The enduring exception is that the U.S. is, perhaps, the only nation in the world that is based on an idea rather than an ethnicity. In its foreign policy and nation branding the U.S. should trumpet the importance of its political freedoms as catalysts to economic progress.(That's how, for example, Brand India will probably try to distinguish itself from Brand China). Domestic economic policy in the U.S. should then focus on developing the middle class, which is the vanguard of consumer spending and economic growth, creating a first-class educational system and honing a health care system that takes the worry out of getting older.

The U.S. may then transform itself from the "only remaining superpower" to the "world's top idea generator."

Letter from Walter Brueggemann

Thanks for the editorial “Still exceptional?” (Jan. 25).
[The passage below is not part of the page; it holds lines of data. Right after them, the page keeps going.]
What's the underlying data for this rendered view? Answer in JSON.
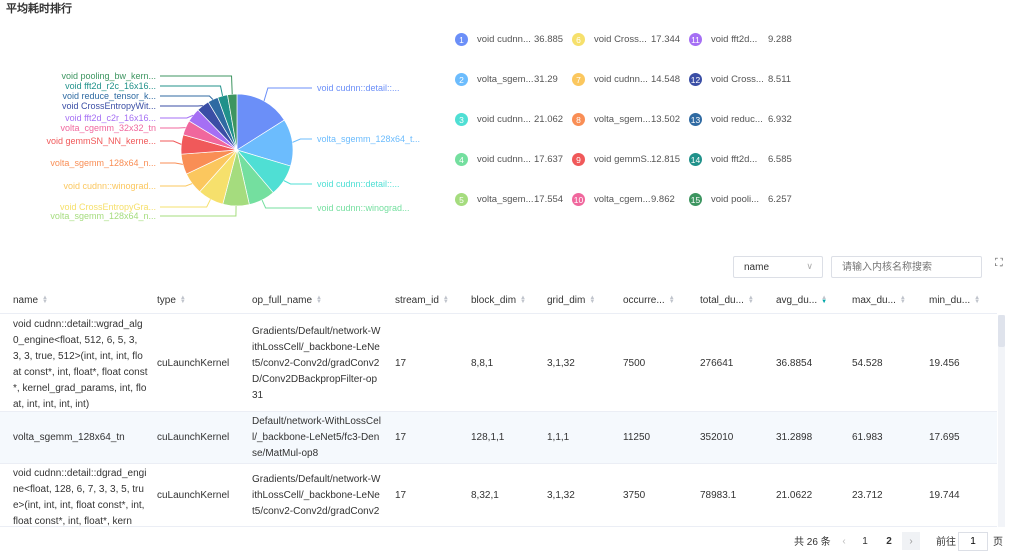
{
  "title": "平均耗时排行",
  "chart_data": {
    "type": "pie",
    "series": [
      {
        "rank": "1",
        "name": "void cudnn::detail::...",
        "legend": "void cudnn...",
        "value": 36.885,
        "color": "#6b8ff8"
      },
      {
        "rank": "2",
        "name": "volta_sgemm_128x64_t...",
        "legend": "volta_sgem...",
        "value": 31.29,
        "color": "#6cbcfd"
      },
      {
        "rank": "3",
        "name": "void cudnn::detail::...",
        "legend": "void cudnn...",
        "value": 21.062,
        "color": "#4fdfd4"
      },
      {
        "rank": "4",
        "name": "void cudnn::winograd...",
        "legend": "void cudnn...",
        "value": 17.637,
        "color": "#74df9f"
      },
      {
        "rank": "5",
        "name": "volta_sgemm_128x64_n...",
        "legend": "volta_sgem...",
        "value": 17.554,
        "color": "#a5dc7e"
      },
      {
        "rank": "6",
        "name": "void CrossEntropyGra...",
        "legend": "void Cross...",
        "value": 17.344,
        "color": "#f6e06c"
      },
      {
        "rank": "7",
        "name": "void cudnn::winograd...",
        "legend": "void cudnn...",
        "value": 14.548,
        "color": "#fbc75e"
      },
      {
        "rank": "8",
        "name": "volta_sgemm_128x64_n...",
        "legend": "volta_sgem...",
        "value": 13.502,
        "color": "#f98e55"
      },
      {
        "rank": "9",
        "name": "void gemmSN_NN_kerne...",
        "legend": "void gemmS...",
        "value": 12.815,
        "color": "#f0595a"
      },
      {
        "rank": "10",
        "name": "volta_cgemm_32x32_tn",
        "legend": "volta_cgem...",
        "value": 9.862,
        "color": "#f0679d"
      },
      {
        "rank": "11",
        "name": "void fft2d_c2r_16x16...",
        "legend": "void fft2d...",
        "value": 9.288,
        "color": "#a56ff4"
      },
      {
        "rank": "12",
        "name": "void CrossEntropyWit...",
        "legend": "void Cross...",
        "value": 8.511,
        "color": "#3a4ea5"
      },
      {
        "rank": "13",
        "name": "void reduce_tensor_k...",
        "legend": "void reduc...",
        "value": 6.932,
        "color": "#2f6aa2"
      },
      {
        "rank": "14",
        "name": "void fft2d_r2c_16x16...",
        "legend": "void fft2d...",
        "value": 6.585,
        "color": "#20918a"
      },
      {
        "rank": "15",
        "name": "void pooling_bw_kern...",
        "legend": "void pooli...",
        "value": 6.257,
        "color": "#3d9560"
      }
    ]
  },
  "filter": {
    "selected": "name",
    "placeholder": "请输入内核名称搜索"
  },
  "table": {
    "columns": [
      "name",
      "type",
      "op_full_name",
      "stream_id",
      "block_dim",
      "grid_dim",
      "occurre...",
      "total_du...",
      "avg_du...",
      "max_du...",
      "min_du..."
    ],
    "sorted_column": "avg_du...",
    "rows": [
      [
        "void cudnn::detail::wgrad_alg0_engine<float, 512, 6, 5, 3, 3, 3, true, 512>(int, int, int, float const*, int, float*, float const*, kernel_grad_params, int, float, int, int, int, int)",
        "cuLaunchKernel",
        "Gradients/Default/network-WithLossCell/_backbone-LeNet5/conv2-Conv2d/gradConv2D/Conv2DBackpropFilter-op31",
        "17",
        "8,8,1",
        "3,1,32",
        "7500",
        "276641",
        "36.8854",
        "54.528",
        "19.456"
      ],
      [
        "volta_sgemm_128x64_tn",
        "cuLaunchKernel",
        "Default/network-WithLossCell/_backbone-LeNet5/fc3-Dense/MatMul-op8",
        "17",
        "128,1,1",
        "1,1,1",
        "11250",
        "352010",
        "31.2898",
        "61.983",
        "17.695"
      ],
      [
        "void cudnn::detail::dgrad_engine<float, 128, 6, 7, 3, 3, 5, true>(int, int, int, float const*, int, float const*, int, float*, kern",
        "cuLaunchKernel",
        "Gradients/Default/network-WithLossCell/_backbone-LeNet5/conv2-Conv2d/gradConv2",
        "17",
        "8,32,1",
        "3,1,32",
        "3750",
        "78983.1",
        "21.0622",
        "23.712",
        "19.744"
      ]
    ]
  },
  "pagination": {
    "total": "共 26 条",
    "prev": "‹",
    "pages": [
      "1",
      "2"
    ],
    "current": "2",
    "next": "›",
    "goto_label": "前往",
    "goto_value": "1",
    "page_unit": "页"
  }
}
I have read and pondered it in the wake of President Obama’s State of the Union message that, not surprisingly, was saturated with references to U.S. exceptionalism. Your call for a “new narrative” is surely correct.

I have the impression that such a narrative will be especially difficult because that U.S. claim is deeply intertwined with two other practices of exceptionalism. The state of Israel trades on an ancient exceptionalism that it imagines gives it a “pass” on current political reality. And the church counts heavily on its exceptionalism as “a chosen race, a royal priesthood” (1 Pet. 2:9).

None of these modes of chosenness serves well. Israel’s sense of exceptionalism cuts no ice in the real world of the Near East. The church’s claim is un­bearably triumphalistic. And it is clear that U.S. exceptionalism, for all our talk about freedom and democracy, serves as a ground for violent exploitation. I do not think all of these claims are equal or commensurate, but they are surely intertwined and mutually supportive; they all wait for a “new narrative.”